Я прислушался к ветру: на такой высоте он почти всегда завывал между домами. Я боялся заснуть, хотел окончательно отогнать от себя прошлое и смотрел на Наташино лицо, — между бровями у нее теперь залегла тонкая складка. Я смотрел на Наташу, и в какое-то мгновение мне показалось, что я вот-вот пойму нечто важное, войду в какую-то незнакомую, ровно освещенную комнату, о существовании которой я до сих пор не подозревал. И тут я почувствовал внезапно, как меня охватило тихое чувство счастья, ибо передо мной от крылись неведомые просторы. Затаив дыхание, я осторожно приближался к ним, но в тот миг, когда я сделал последний шаг, все опять исчезло, и я заснул.
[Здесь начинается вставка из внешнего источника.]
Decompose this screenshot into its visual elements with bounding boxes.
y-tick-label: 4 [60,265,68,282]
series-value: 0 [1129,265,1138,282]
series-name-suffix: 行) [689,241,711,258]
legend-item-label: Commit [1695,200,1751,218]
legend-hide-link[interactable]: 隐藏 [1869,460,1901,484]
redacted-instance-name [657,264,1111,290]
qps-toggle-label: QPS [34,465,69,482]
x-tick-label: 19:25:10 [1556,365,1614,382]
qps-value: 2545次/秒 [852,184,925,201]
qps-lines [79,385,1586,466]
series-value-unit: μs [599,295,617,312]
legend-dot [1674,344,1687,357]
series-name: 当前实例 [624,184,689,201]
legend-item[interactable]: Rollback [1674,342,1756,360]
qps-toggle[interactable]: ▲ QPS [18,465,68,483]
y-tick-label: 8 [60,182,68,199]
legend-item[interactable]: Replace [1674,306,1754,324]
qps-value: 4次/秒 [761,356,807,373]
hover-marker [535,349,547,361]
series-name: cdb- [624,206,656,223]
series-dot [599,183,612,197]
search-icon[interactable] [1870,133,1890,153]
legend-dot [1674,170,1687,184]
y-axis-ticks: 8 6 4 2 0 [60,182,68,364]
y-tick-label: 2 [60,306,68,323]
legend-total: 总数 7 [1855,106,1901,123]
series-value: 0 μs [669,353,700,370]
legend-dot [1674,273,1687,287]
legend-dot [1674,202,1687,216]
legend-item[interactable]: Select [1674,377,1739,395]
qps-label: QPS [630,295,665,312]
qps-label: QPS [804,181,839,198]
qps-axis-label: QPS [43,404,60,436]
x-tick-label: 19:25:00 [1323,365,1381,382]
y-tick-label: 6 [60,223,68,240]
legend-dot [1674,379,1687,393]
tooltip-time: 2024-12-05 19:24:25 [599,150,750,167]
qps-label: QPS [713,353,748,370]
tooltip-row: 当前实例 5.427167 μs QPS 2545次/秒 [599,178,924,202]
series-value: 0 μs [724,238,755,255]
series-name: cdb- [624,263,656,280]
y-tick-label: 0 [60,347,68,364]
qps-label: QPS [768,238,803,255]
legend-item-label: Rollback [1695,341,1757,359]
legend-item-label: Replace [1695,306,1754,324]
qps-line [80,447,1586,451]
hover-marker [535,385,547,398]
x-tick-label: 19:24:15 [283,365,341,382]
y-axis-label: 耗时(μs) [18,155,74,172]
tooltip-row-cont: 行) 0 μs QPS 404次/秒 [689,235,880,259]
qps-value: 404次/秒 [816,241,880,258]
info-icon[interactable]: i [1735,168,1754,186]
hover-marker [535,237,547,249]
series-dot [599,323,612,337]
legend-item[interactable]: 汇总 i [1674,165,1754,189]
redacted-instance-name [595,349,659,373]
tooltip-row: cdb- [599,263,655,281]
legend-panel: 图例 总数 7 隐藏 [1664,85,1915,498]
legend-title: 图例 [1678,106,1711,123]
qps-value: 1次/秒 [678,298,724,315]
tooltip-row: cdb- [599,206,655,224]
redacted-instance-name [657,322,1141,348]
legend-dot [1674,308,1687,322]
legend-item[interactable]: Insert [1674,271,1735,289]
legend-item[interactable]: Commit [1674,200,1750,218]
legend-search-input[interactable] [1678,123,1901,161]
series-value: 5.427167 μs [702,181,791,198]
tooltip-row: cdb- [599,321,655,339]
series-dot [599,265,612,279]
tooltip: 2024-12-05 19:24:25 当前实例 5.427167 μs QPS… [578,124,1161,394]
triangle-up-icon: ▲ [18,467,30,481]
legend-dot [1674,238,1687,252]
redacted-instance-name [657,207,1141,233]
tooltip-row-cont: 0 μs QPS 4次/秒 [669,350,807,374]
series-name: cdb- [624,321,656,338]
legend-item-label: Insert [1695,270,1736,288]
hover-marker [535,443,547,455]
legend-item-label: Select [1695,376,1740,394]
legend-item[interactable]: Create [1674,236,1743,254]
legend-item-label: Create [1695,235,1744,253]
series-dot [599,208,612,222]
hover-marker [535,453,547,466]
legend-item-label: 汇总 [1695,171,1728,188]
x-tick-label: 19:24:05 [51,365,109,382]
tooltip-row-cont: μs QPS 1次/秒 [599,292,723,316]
В «Садах Аллаха» был бассейн для плаванья и маленькие коттеджи, сдававшиеся внаем. В них жили по одному, по двое или по нескольку человек. Меня поселили в домике, где уже находился один постоялец — актер. У каждого из нас была своя комната, а ванная была общая. По виду эта гостиница смахивала на цыганский табор, хотя жить в ней было удобно. Несмотря на непривычную обстановку, я почувствовал себя хорошо. В первый же вечер актер пригласил меня к себе. Он угощал виски и калифорнийским вином, и весь вечер к нему валил народ — его знакомые. Обстановка была самая непринужденная, и если кому-нибудь из гостей хотелось освежиться, он прыгал в зеленовато-голубую подсвеченную воду бассейна и плавал там. Я выступал в своей старой роли — бывшего эксперта из Лувра. Опасаясь длинных языков, я счел самым правильным и в частной жизни придерживаться той же версии; в конце концов Силверс платил мне именно за это.
В первые дни я был совершенно свободен. Картины, которые Силверс послал сюда из Нью-Йорка, еще не прибыли. Я бродил по «Садам Аллаха» и ездил на берег океана с Джоном Скоттом — моим соседом-актером, который просвещал меня насчет жизни в Голливуде.